Grant was quiet and staring at the wall. Occasionally he’d connect with a piece of conversation but, for the most part, he remained stoic and apprehensive. Lucy couldn’t blame him. She wondered what she would be thinking about if she knew she had hours left to live. She hated that Grant was spending this time with the rest of them trying to carve out daily routines. They were catching up with each other and plotting to move forward. She got up and sat next to him and placed a hand on his knee.
Right as Lucy was about to ask him if he wanted to take a walk with her, sneak away to the darkened kitchen or the family room, Ethan cleared his throat.
“Darla,” he said and she looked up at him. “Could you get the video camera? I think it’s time to show Lucy everything.”
Following Ethan’s orders, Darla rose and went over to the bookshelf and grabbed the video camera her parents used years ago to record first steps and school outings. Handing it to Ethan, he opened up the tiny screen and handed it to Lucy and instructed her to press play.

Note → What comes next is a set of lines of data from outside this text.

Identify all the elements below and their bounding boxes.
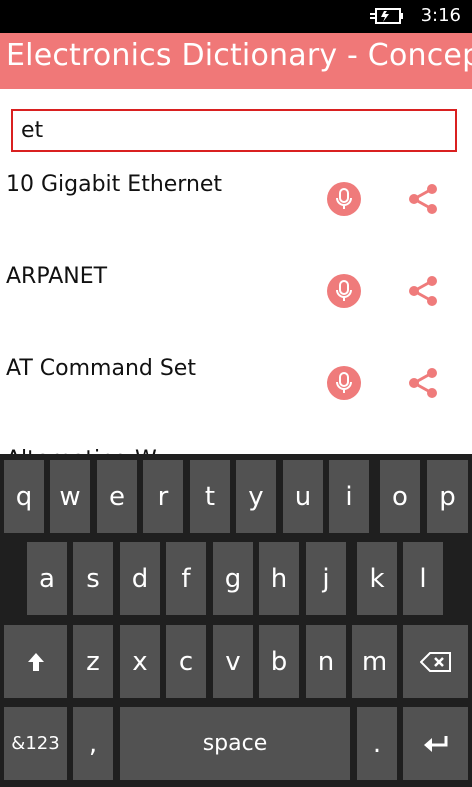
microphone-icon[interactable] xyxy=(327,182,361,216)
key-n[interactable]: n xyxy=(306,625,346,698)
microphone-icon[interactable] xyxy=(327,274,361,308)
key-x[interactable]: x xyxy=(120,625,160,698)
key-e[interactable]: e xyxy=(97,460,137,533)
key-d[interactable]: d xyxy=(120,542,160,615)
key-s[interactable]: s xyxy=(73,542,113,615)
share-icon[interactable] xyxy=(406,182,440,216)
symbols-key[interactable]: &123 xyxy=(4,707,67,780)
search-box[interactable] xyxy=(11,109,457,152)
key-k[interactable]: k xyxy=(357,542,397,615)
enter-key[interactable] xyxy=(403,707,468,780)
shift-arrow-icon xyxy=(27,652,44,671)
app-header: Electronics Dictionary - Concepts Te xyxy=(0,33,472,89)
share-icon[interactable] xyxy=(406,274,440,308)
shift-key[interactable] xyxy=(4,625,67,698)
period-key[interactable]: . xyxy=(357,707,397,780)
list-item[interactable]: 10 Gigabit Ethernet xyxy=(0,166,472,258)
item-label: 10 Gigabit Ethernet xyxy=(6,172,223,197)
key-i[interactable]: i xyxy=(329,460,369,533)
backspace-key[interactable] xyxy=(403,625,468,698)
microphone-icon[interactable] xyxy=(327,366,361,400)
on-screen-keyboard: q w e r t y u i o p a s d f g h j k l z … xyxy=(0,454,472,787)
key-f[interactable]: f xyxy=(166,542,206,615)
battery-charging-icon xyxy=(370,8,403,24)
key-j[interactable]: j xyxy=(306,542,346,615)
status-time: 3:16 xyxy=(420,5,461,26)
key-h[interactable]: h xyxy=(259,542,299,615)
key-p[interactable]: p xyxy=(427,460,468,533)
space-key[interactable]: space xyxy=(120,707,350,780)
key-g[interactable]: g xyxy=(213,542,253,615)
key-w[interactable]: w xyxy=(50,460,90,533)
item-label: ARPANET xyxy=(6,264,108,289)
key-y[interactable]: y xyxy=(236,460,276,533)
status-bar: 3:16 xyxy=(0,0,472,33)
key-t[interactable]: t xyxy=(190,460,230,533)
key-o[interactable]: o xyxy=(380,460,420,533)
key-r[interactable]: r xyxy=(143,460,183,533)
key-v[interactable]: v xyxy=(213,625,253,698)
list-item[interactable]: ARPANET xyxy=(0,258,472,350)
enter-icon xyxy=(423,735,447,752)
key-q[interactable]: q xyxy=(4,460,44,533)
key-b[interactable]: b xyxy=(259,625,299,698)
key-a[interactable]: a xyxy=(27,542,67,615)
key-c[interactable]: c xyxy=(166,625,206,698)
key-z[interactable]: z xyxy=(73,625,113,698)
list-item[interactable]: AT Command Set xyxy=(0,350,472,442)
key-u[interactable]: u xyxy=(283,460,323,533)
search-input[interactable] xyxy=(13,111,455,150)
key-m[interactable]: m xyxy=(352,625,397,698)
share-icon[interactable] xyxy=(406,366,440,400)
comma-key[interactable]: , xyxy=(73,707,113,780)
app-title: Electronics Dictionary - Concepts Te xyxy=(6,38,472,73)
key-l[interactable]: l xyxy=(403,542,443,615)
backspace-icon xyxy=(419,651,451,672)
item-label: AT Command Set xyxy=(6,356,196,381)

“What am I watching?” Lucy asked. Her hand shook and she wished that she could hold it steady.
“Mom left me a message. I didn’t know if I would still be able to access my voicemail when the network went down, so I videotaped it.”
She pressed play.
The camerawork was shaky and she could hear a news report broadcasting in the background. In the video, Ethan’s phone was on the kitchen counter and he had put it on speakerphone. The Ethan holding the video camera leaned down and pressed a button to access his voicemail. Lucy deeply drew a breath as she waited anxiously to find out what she’d hear. The moment the message clicked through, she heard her mother’s voice—it filled the kitchen on the video and as Lucy held the camera, her voice filled the den as well—the first syllable was immediately recognizable as her Mama Maxine. And Lucy bit back tears. For the first time she realized that she truly believed she’d never hear her mom say another word to her again, but there was her voice, captured for her to listen to again and again.